Dalla fine di settembre sono state annunciate ulteriori svalutazioni, portando il conteggio totale del 2020 ben oltre i 150 miliardi di dollari.

Il crollo del prezzo del petrolio del 2020 ha fornito un banco di prova per l’industria globale del petrolio e del gas, che ha rivalutato le ipotesi sui prezzi per gli anni a venire e ha riadattato il valore delle attività. Le aspettative che la domanda di petrolio non vedrà una ripresa a forma di V nel 2020 e le sfide del settore a lungo termine, tra cui l’aumento delle energie rinnovabili e dei veicoli elettrici, hanno fatto sì che quasi tutte le compagnie petrolifere e del gas del mondo ne annullassero il valore quest’anno.

IL LIVELLO PIU’ ALTO DA ALMENO UN DECENNIO

Le svalutazioni del 2020 di Big Oil e dei produttori indipendenti negli Stati Uniti e in Canada hanno raggiunto il livello più alto in almeno un decennio, secondo quanto mostrano varie analisi. E gli ultimi dati finanziari disponibili per il terzo trimestre mostrano che la tendenza prosegue anche nel quarto trimestre, come si legge su Oilprice.

LA SITUAZIONE DI EXXON MOBIL

La rivalutazione delle attività petrolifere e del gas era così diffusa che persino la major statunitense ExxonMobil – che fino a un mese fa non aveva aggiustato il valore dei suoi asset – ha avvertito di massicce svalutazioni comprese tra 17 e 20 miliardi di dollari nei suoi asset gas in Stati Uniti, Canada e Argentina, a causa della pandemia e dei suoi effetti sul settore.

Anche senza la massiccia svalutazione di Exxon annunciata nel quarto trimestre, l’industria petrolifera negli Stati Uniti, in Canada e in Europa ha registrato un totale di 145 miliardi di dollari di svalutazioni in petrolio e gas nei soli primi nove mesi del 2020, il dato più alto almeno dal 2010 circa il 10% delle capitalizzazioni di mercato combinate delle società, secondo quanto ha mostrato un’analisi del Wall Street Journal.

NEL QUARTO TRIMESTRE ALTRE SVALUTAZIONI DI ASSET

L’analisi delle società petrolifere con oltre 1 miliardo di dollari di capitalizzazione di mercato in Nord America ed Europa ha rilevato che le svalutazioni durante i primi tre trimestri del 2020 sono state molto superiori a quelle che le società hanno subito durante la precedente recessione nel 2015-2016.
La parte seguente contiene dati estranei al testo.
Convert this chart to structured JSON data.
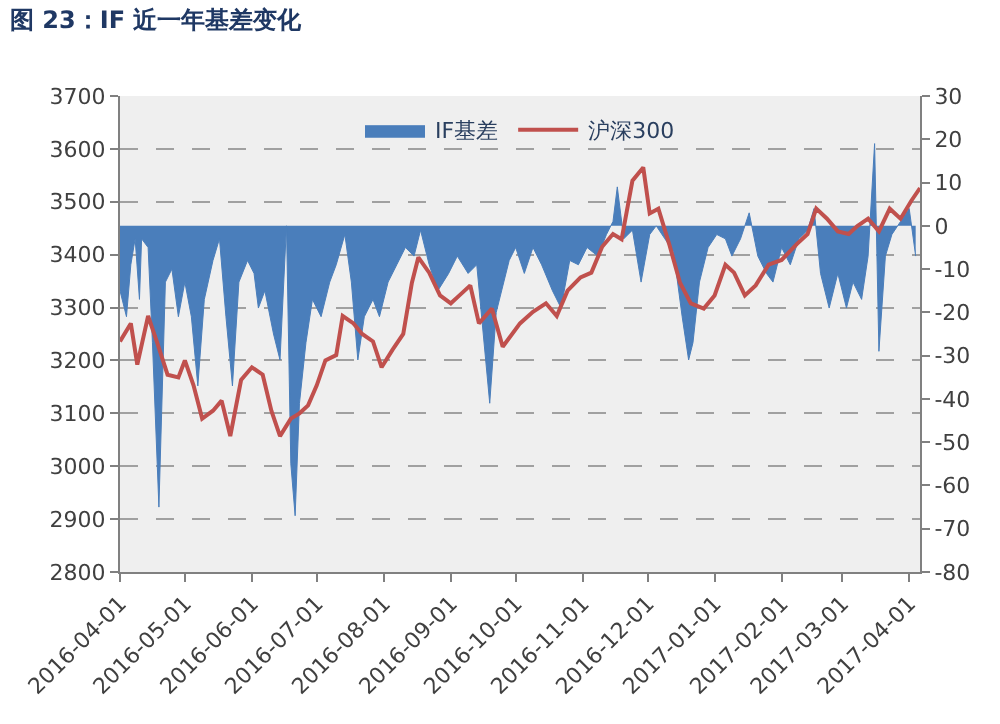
{
  "chart_data": {
    "type": "line",
    "title": "图 23：IF 近一年基差变化",
    "legend": "top",
    "grid": "y",
    "marker": "none",
    "line_style": "solid",
    "xlim": [
      "2016-04-01",
      "2017-04-06"
    ],
    "xticks": [
      {
        "value": "2016-04-01",
        "label": "2016-04-01"
      },
      {
        "value": "2016-05-01",
        "label": "2016-05-01"
      },
      {
        "value": "2016-06-01",
        "label": "2016-06-01"
      },
      {
        "value": "2016-07-01",
        "label": "2016-07-01"
      },
      {
        "value": "2016-08-01",
        "label": "2016-08-01"
      },
      {
        "value": "2016-09-01",
        "label": "2016-09-01"
      },
      {
        "value": "2016-10-01",
        "label": "2016-10-01"
      },
      {
        "value": "2016-11-01",
        "label": "2016-11-01"
      },
      {
        "value": "2016-12-01",
        "label": "2016-12-01"
      },
      {
        "value": "2017-01-01",
        "label": "2017-01-01"
      },
      {
        "value": "2017-02-01",
        "label": "2017-02-01"
      },
      {
        "value": "2017-03-01",
        "label": "2017-03-01"
      },
      {
        "value": "2017-04-01",
        "label": "2017-04-01"
      }
    ],
    "ylim": [
      2800,
      3700
    ],
    "yticks": [
      2800,
      2900,
      3000,
      3100,
      3200,
      3300,
      3400,
      3500,
      3600,
      3700
    ],
    "y2lim": [
      -80,
      30
    ],
    "y2ticks": [
      -80,
      -70,
      -60,
      -50,
      -40,
      -30,
      -20,
      -10,
      0,
      10,
      20,
      30
    ],
    "series": [
      {
        "name": "IF基差",
        "type": "area",
        "axis": "y2",
        "color": "#4a7ebb",
        "x": [
          "2016-04-01",
          "2016-04-04",
          "2016-04-06",
          "2016-04-08",
          "2016-04-10",
          "2016-04-11",
          "2016-04-14",
          "2016-04-16",
          "2016-04-19",
          "2016-04-22",
          "2016-04-25",
          "2016-04-28",
          "2016-05-01",
          "2016-05-04",
          "2016-05-07",
          "2016-05-10",
          "2016-05-14",
          "2016-05-17",
          "2016-05-20",
          "2016-05-23",
          "2016-05-26",
          "2016-05-30",
          "2016-06-02",
          "2016-06-04",
          "2016-06-07",
          "2016-06-11",
          "2016-06-14",
          "2016-06-17",
          "2016-06-19",
          "2016-06-21",
          "2016-06-23",
          "2016-06-26",
          "2016-06-29",
          "2016-07-03",
          "2016-07-07",
          "2016-07-10",
          "2016-07-14",
          "2016-07-17",
          "2016-07-20",
          "2016-07-23",
          "2016-07-27",
          "2016-07-30",
          "2016-08-03",
          "2016-08-07",
          "2016-08-11",
          "2016-08-15",
          "2016-08-18",
          "2016-08-22",
          "2016-08-26",
          "2016-08-31",
          "2016-09-04",
          "2016-09-09",
          "2016-09-13",
          "2016-09-19",
          "2016-09-22",
          "2016-09-28",
          "2016-10-01",
          "2016-10-05",
          "2016-10-09",
          "2016-10-13",
          "2016-10-18",
          "2016-10-22",
          "2016-10-26",
          "2016-10-30",
          "2016-11-03",
          "2016-11-08",
          "2016-11-12",
          "2016-11-15",
          "2016-11-17",
          "2016-11-20",
          "2016-11-24",
          "2016-11-28",
          "2016-12-02",
          "2016-12-05",
          "2016-12-09",
          "2016-12-13",
          "2016-12-17",
          "2016-12-20",
          "2016-12-22",
          "2016-12-25",
          "2016-12-29",
          "2017-01-02",
          "2017-01-06",
          "2017-01-09",
          "2017-01-13",
          "2017-01-17",
          "2017-01-21",
          "2017-01-25",
          "2017-01-28",
          "2017-02-01",
          "2017-02-05",
          "2017-02-09",
          "2017-02-13",
          "2017-02-16",
          "2017-02-19",
          "2017-02-23",
          "2017-02-27",
          "2017-03-03",
          "2017-03-06",
          "2017-03-10",
          "2017-03-13",
          "2017-03-16",
          "2017-03-18",
          "2017-03-21",
          "2017-03-24",
          "2017-03-28",
          "2017-04-01",
          "2017-04-04"
        ],
        "values": [
          -15,
          -21,
          -9,
          -3,
          -17,
          -3,
          -5,
          -27,
          -65,
          -13,
          -10,
          -21,
          -13,
          -21,
          -37,
          -17,
          -8,
          -3,
          -21,
          -37,
          -13,
          -8,
          -11,
          -19,
          -15,
          -25,
          -31,
          0,
          -55,
          -67,
          -41,
          -27,
          -17,
          -21,
          -13,
          -9,
          -2,
          -13,
          -31,
          -21,
          -17,
          -21,
          -13,
          -9,
          -5,
          -7,
          -1,
          -9,
          -15,
          -11,
          -7,
          -11,
          -9,
          -41,
          -20,
          -8,
          -5,
          -11,
          -5,
          -9,
          -15,
          -19,
          -8,
          -9,
          -5,
          -7,
          -2,
          1,
          9,
          -3,
          -1,
          -13,
          -2,
          0,
          -3,
          -6,
          -21,
          -31,
          -27,
          -13,
          -5,
          -2,
          -3,
          -7,
          -3,
          3,
          -7,
          -11,
          -13,
          -5,
          -9,
          -3,
          -1,
          4,
          -11,
          -19,
          -11,
          -19,
          -13,
          -17,
          -7,
          19,
          -29,
          -7,
          -2,
          1,
          4,
          -7
        ]
      },
      {
        "name": "沪深300",
        "color": "#c0504d",
        "x": [
          "2016-04-01",
          "2016-04-06",
          "2016-04-09",
          "2016-04-14",
          "2016-04-18",
          "2016-04-23",
          "2016-04-28",
          "2016-05-01",
          "2016-05-05",
          "2016-05-09",
          "2016-05-14",
          "2016-05-18",
          "2016-05-22",
          "2016-05-27",
          "2016-06-01",
          "2016-06-06",
          "2016-06-10",
          "2016-06-14",
          "2016-06-19",
          "2016-06-23",
          "2016-06-27",
          "2016-07-01",
          "2016-07-05",
          "2016-07-10",
          "2016-07-13",
          "2016-07-18",
          "2016-07-22",
          "2016-07-27",
          "2016-07-31",
          "2016-08-05",
          "2016-08-10",
          "2016-08-14",
          "2016-08-17",
          "2016-08-22",
          "2016-08-27",
          "2016-09-01",
          "2016-09-05",
          "2016-09-10",
          "2016-09-14",
          "2016-09-20",
          "2016-09-25",
          "2016-10-03",
          "2016-10-09",
          "2016-10-15",
          "2016-10-20",
          "2016-10-25",
          "2016-10-31",
          "2016-11-05",
          "2016-11-10",
          "2016-11-15",
          "2016-11-19",
          "2016-11-24",
          "2016-11-29",
          "2016-12-02",
          "2016-12-06",
          "2016-12-11",
          "2016-12-16",
          "2016-12-21",
          "2016-12-27",
          "2017-01-01",
          "2017-01-06",
          "2017-01-10",
          "2017-01-15",
          "2017-01-20",
          "2017-01-26",
          "2017-02-01",
          "2017-02-08",
          "2017-02-13",
          "2017-02-17",
          "2017-02-22",
          "2017-02-27",
          "2017-03-04",
          "2017-03-08",
          "2017-03-13",
          "2017-03-18",
          "2017-03-23",
          "2017-03-28",
          "2017-04-02",
          "2017-04-06"
        ],
        "values": [
          3236,
          3270,
          3192,
          3284,
          3236,
          3173,
          3168,
          3200,
          3153,
          3090,
          3105,
          3124,
          3057,
          3163,
          3187,
          3173,
          3105,
          3057,
          3090,
          3100,
          3115,
          3153,
          3200,
          3210,
          3284,
          3270,
          3250,
          3236,
          3187,
          3220,
          3250,
          3347,
          3395,
          3366,
          3323,
          3308,
          3323,
          3342,
          3270,
          3298,
          3226,
          3270,
          3292,
          3308,
          3284,
          3332,
          3357,
          3366,
          3415,
          3439,
          3429,
          3540,
          3565,
          3478,
          3487,
          3420,
          3347,
          3308,
          3298,
          3323,
          3381,
          3366,
          3323,
          3342,
          3381,
          3390,
          3420,
          3439,
          3487,
          3468,
          3444,
          3439,
          3454,
          3468,
          3444,
          3487,
          3468,
          3502,
          3526
        ]
      }
    ]
  }
}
Dalla fine di settembre sono state annunciate ulteriori svalutazioni, portando il conteggio totale del 2020 ben oltre i 150 miliardi di dollari. Il deterioramento delle attività di Exxon fino a 20 miliardi per il quarto trimestre e l’ultimo avvertimento di Shell di un’altra svalutazione fino a 4,5 miliardi per il quarto trimestre si dovrebbero aggiungere ai costi stimati di 145 miliardi di dollari del Wsj che l’industria petrolifera avrà realizzato per il 2020.

Tra le major BP , Shell , Eni e Total hanno subito importanti svalutazioni, con i francesi che hanno persino qualificato i progetti canadesi di sabbie bituminose Fort Hills e Surmont come asset “bloccati”, ovvero con riserve da sfruttare oltre i 20 anni e costi di produzione elevati, le cui riserve potrebbero non vedere la luce entro il 2050.